When the origin of the second sound came to him, he felt himself truly relax for the first time since everyone had come into the room. Now this was just an equation. And equations were what he did for fun.

When he started explaining it, Cage got the deer in the headlights look so common to so many people around him when he started talking math. He would almost have felt bad if he wasn't still more than half convinced that she would have been equally pleased to see him lose his shit as get the information. Interrogators could be weird. She was more than happy to just let him do his thing when he asked if she minded skipping the explanation.

He did throw Riley an apologetic glance, because he knew as well as she did that she was more than up to what he was doing and if he just threw out the numbers to her and gave her a minute, she could probably work it out just as quickly on the computer. Well, maybe that was a stretch, but it wasn't entirely outside her wheel house. He knew she didn't mind though when she gave him a wry almost smirk and just said, "Go nuts."

Once he started working the problem, figuring out the wave propagation, triangulating locations, he felt like himself, really like himself. He flashed Jack and the rest of the team a quick smile as he started writing on the glass. Jack's expression started to relax as he watched Mac work. Some of the hunted, haunted look started to come out of those eyes. He looked steadier.

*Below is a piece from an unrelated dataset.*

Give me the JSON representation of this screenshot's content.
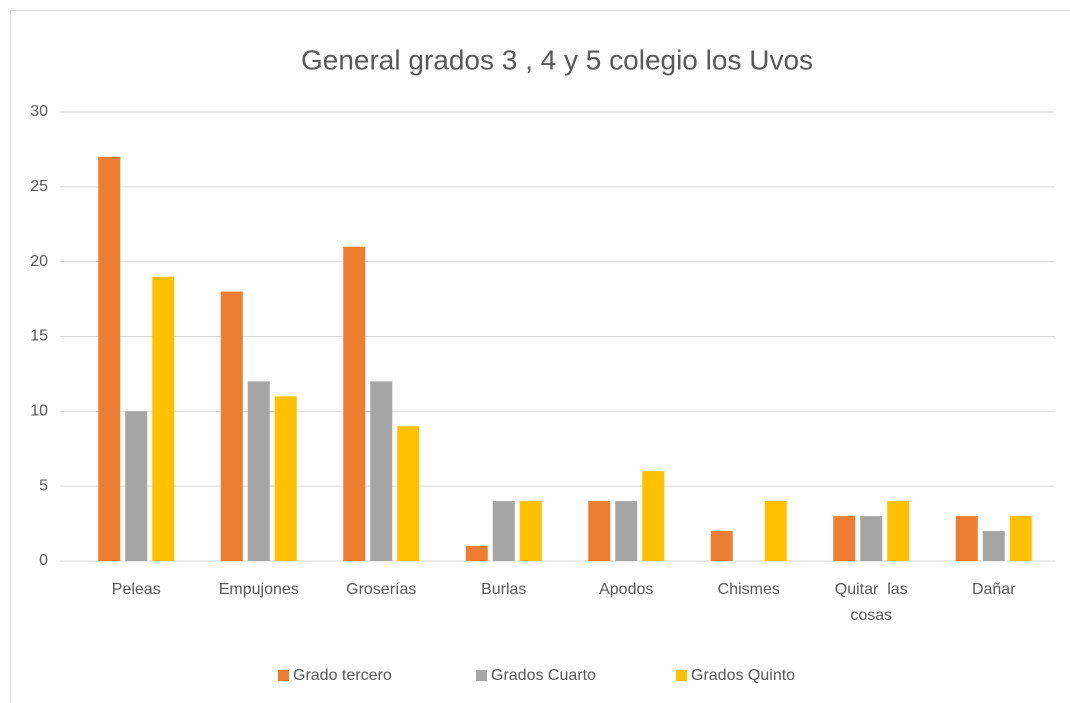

Then, almost right after the whole team was back in the room, Mac pinpointed the likely location. He looked up at Jack, actually grinning. "We can go get the bastard."

Jack grinned back. "We sure will, bud. I'll give you a call just as soon as …"

"I'm going with you. I'm obviously going with you," Mac said, his expression hardening and growing immediately stubborn.

Matty started to argue with him, called the doctor over to help her argue with him, but Jack knew what this was about. Mac needed control. And he needed to be part of bringing in Murdoc. So that's what he would have.

"Guys, guys, we're just gonna have to waive protocol a little, or you're gonna have to put a big ole rush on that tox screen so you can clear him for real, Dr. P. … Mac has to go."

"Oh, really, Dalton?" Matty asked, raising both of her eyebrows about into her hairline.

"I'm obviously leading Tactical on this little shindig," Jack said with a note of almost chilling anticipation. Then he tossed a grin around the room, eyes settling on Mac. "And I already told this skinny genius I'm never letting him out of my sight again."

Mac grinned. "He did say that, Matty. I guess it's just something we're all gonna have to accept."

"C'mon, kid," Jack said, just slinging an arm around his partner and leading him out of Medical before anyone could say anything else. "Let's go gear up."

As they walked off down the hall, the rest of the team heard Mac ask, "When I was kind of out of it before, did you threaten me with a bathroom guard dog?"

"Not a threat at all," Jack laughed. "I promised you one, bud."